Internationales Kolloquium zu den Erinnerungskultur(en) in der Familie Leuchtenberg, organisiert vom DFK Paris gemeinsam mit dem Musée national des châteaux de Malmaison et Bois-Préau und dem Bayerischen Nationalmuseum, aus Anlass des 200. Todesjahrs des Gründungsvaters der Leuchtenberg-Dynastie, Eugène de Beauharnais, verstorben am 21. Februar 1824 in München. Das Kolloquium findet am 24.–25. Oktober 2024 im Bayerischen Nationalmuseum in München statt.
Vor dem Hintergrund der spezifischen erinnerungskulturellen Konstellation der ersten Hälfte des 19. Jahrhunderts, die gleichermaßen durch die neue Gefühlskultur der Epoche der Empfindsamkeit wie durch die Restaurationszeit mit ihren anti-französischen Tendenzen geprägt ist, soll die Ausbildung unterschiedlicher Erinnerungspraktiken und/oder Erinnerungskonzepte der Familie Leuchtenberg im 19. Jahrhundert untersucht werden. Die französisch-napoleonische Herkunft und der Verlust einstiger Größe, der mit dem Gang ins bayerische Exil und einem Namenswechsel einherging, prägten nachhaltig ihre Stellung im Königreich Bayern, wo sie seit der Ernennung Eugènes zum Herzog von Leuchtenberg und Fürsten von Eichstätt durch Maximilian I. Joseph am 15. November 1817 die ranghöchsten Adligen außerhalb der königlichen Familie waren.
Ihre reiche materielle Hinterlassenschaft, darunter Erinnerungsalben, Memorialschmuckstücke, handwerkliche Erzeugnisse oder auch Einrichtungsgegenstände, die sich bis heute in öffentlichen wie privaten Sammlungen erhalten haben, ist Teil des Epochenphänomens der »unübersehbare[n] Konjunktur des dinglichen Andenkens in der materiellen Kultur des 19. Jahrhunderts« [Holm/Oesterle 2005]. Neben Einzelobjekten hinterließen die Leuchtenberg eine zahlreiche Korrespondenz, Tagebücher, Sammlungen, Bibliotheken und Archive sowie eine typisch adelige Erinnerungs- bzw. Sachkultur bestehend aus Grabmonumenten wie etwa die Herzurnen in der Kapelle des Münchner Leuchtenberg-Palais (heute Wittelsbachergruft in St. Michael), Stiftungen oder auch Porträtserien. Als »Mittel zu Erinnerung« sind sie beredte Ausdrucksformen für die innige Beziehung der einzelnen Familienmitglieder zueinander, die sich durch den frühen Tod des Vaters und durch die räumliche Trennung in Folge einer erfolgreichen Heiratspolitik intensivierte. Neben Frankreich, Italien und Bayern als den historischen Hauptwohnsitzen finden sich die Spuren der Familie auf Grund der Heirat von Joséphine von Leuchtenberg (1807–1876) in Schweden, von Amélie (1812–1873) in Brasilien, von Auguste (1810–1835) in Portugal und von Eugénie (1808–1847) und Théodelinde (1814–1857) in Süddeutschland (Fürstentum Hohenzollern-Hechingen, Württemberg). Mit der Heirat des jüngsten Sohns und Erben Maximilian, 3. Herzog von Leuchtenberg (1817–1852) am 14. Juli 1839 mit Marija Nikolajewna, der Tochter Zar Nikolaus I., beginnt schließlich die russische Phase der Familiengeschichte.

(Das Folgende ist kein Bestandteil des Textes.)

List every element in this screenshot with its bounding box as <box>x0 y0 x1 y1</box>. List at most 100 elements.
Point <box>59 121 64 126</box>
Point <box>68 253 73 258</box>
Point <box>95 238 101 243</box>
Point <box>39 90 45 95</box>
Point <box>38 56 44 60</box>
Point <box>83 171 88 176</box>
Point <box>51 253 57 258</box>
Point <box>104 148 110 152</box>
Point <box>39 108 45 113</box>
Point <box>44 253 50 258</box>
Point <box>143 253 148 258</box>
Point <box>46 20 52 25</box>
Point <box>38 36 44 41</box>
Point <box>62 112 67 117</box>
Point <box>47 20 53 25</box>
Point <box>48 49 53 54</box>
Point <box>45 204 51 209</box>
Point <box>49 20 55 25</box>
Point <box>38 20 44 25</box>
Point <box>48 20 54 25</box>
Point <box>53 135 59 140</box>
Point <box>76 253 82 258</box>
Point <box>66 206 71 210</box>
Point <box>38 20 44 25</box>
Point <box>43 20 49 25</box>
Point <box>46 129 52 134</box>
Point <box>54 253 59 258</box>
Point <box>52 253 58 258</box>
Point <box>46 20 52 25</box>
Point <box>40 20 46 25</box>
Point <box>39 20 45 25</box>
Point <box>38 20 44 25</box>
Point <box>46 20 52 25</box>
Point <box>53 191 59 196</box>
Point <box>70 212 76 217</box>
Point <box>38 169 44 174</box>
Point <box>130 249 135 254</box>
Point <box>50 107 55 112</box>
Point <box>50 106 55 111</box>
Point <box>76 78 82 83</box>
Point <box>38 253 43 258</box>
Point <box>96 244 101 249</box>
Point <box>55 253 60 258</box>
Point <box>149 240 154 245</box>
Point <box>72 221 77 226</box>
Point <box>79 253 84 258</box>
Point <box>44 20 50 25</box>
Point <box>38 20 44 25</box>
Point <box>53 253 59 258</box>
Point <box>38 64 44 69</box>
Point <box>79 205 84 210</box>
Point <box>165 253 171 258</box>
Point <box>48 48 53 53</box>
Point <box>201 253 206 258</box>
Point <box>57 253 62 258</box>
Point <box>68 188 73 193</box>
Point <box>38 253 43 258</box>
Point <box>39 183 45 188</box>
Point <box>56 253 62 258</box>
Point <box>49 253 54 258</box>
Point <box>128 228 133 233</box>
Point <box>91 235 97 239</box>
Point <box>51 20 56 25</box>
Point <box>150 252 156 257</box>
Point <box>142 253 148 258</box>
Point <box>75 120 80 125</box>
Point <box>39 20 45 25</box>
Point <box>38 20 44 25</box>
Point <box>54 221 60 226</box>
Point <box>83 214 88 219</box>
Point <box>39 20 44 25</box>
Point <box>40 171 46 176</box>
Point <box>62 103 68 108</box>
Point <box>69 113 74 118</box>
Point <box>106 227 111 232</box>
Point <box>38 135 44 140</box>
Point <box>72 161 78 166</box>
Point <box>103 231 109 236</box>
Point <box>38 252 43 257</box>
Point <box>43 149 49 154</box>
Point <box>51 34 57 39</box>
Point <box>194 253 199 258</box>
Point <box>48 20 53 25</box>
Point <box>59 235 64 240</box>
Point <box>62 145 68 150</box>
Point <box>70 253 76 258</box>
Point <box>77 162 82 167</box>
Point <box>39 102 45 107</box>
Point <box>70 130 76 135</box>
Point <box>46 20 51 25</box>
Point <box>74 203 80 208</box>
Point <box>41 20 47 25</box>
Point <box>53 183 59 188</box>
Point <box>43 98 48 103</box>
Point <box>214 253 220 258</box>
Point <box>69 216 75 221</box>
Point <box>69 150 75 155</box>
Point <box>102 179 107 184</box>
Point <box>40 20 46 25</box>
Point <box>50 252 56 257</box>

Die erstmalige Dokumentation der weltweit verstreuten »Artefakte und Medien« aus Leuchtenberg-Besitz und ihre gemeinsame Neubewertung durch das Prisma der Erinnerungskultur, etwa der Frage von Materialität und Medialität, aber auch die Untersuchung haptischer Eigenschaften oder von Performativität ist Ziel des Kolloquiums, ebenso wie die Darstellung genauer Provenienzen. Wie Objekte innerhalb der Familie verschenkt, gewidmet, vererbt oder eventuell getauscht wurden, ist entscheidend für ihre genaue Verortung in den familiären Erinnerungspraktiken. Neben der sentimental-emotionalen Ausrichtung – z.B. Erinnerungsobjekte, »die der bedürftigen Seele zur Anlehnung dienen« [Praz] oder das »Interieur als Fluchtorte in die Erinnerung« − stellt sich für die neufürstliche Familie Leuchtenberg auch die Frage nach der Motivation von Erinnerung. Das Ausloten »sozialer Sinn- und Zeithorizonte«, etwa durch die Untersuchung des Vergangenheitsbezugs und einer noch zu definierenden Zielrichtung der familiären Erinnerungskultur(en) soll dazu beitragen, die Leuchtenberg, die sich in ihrer Zeit als Dynastie neu erfinden und behaupten musste, als eine »Gedächtnisgemeinschaft« [Jan Assmann; Pierre Nora] des 19. Jahrhunderts besser zu verstehen.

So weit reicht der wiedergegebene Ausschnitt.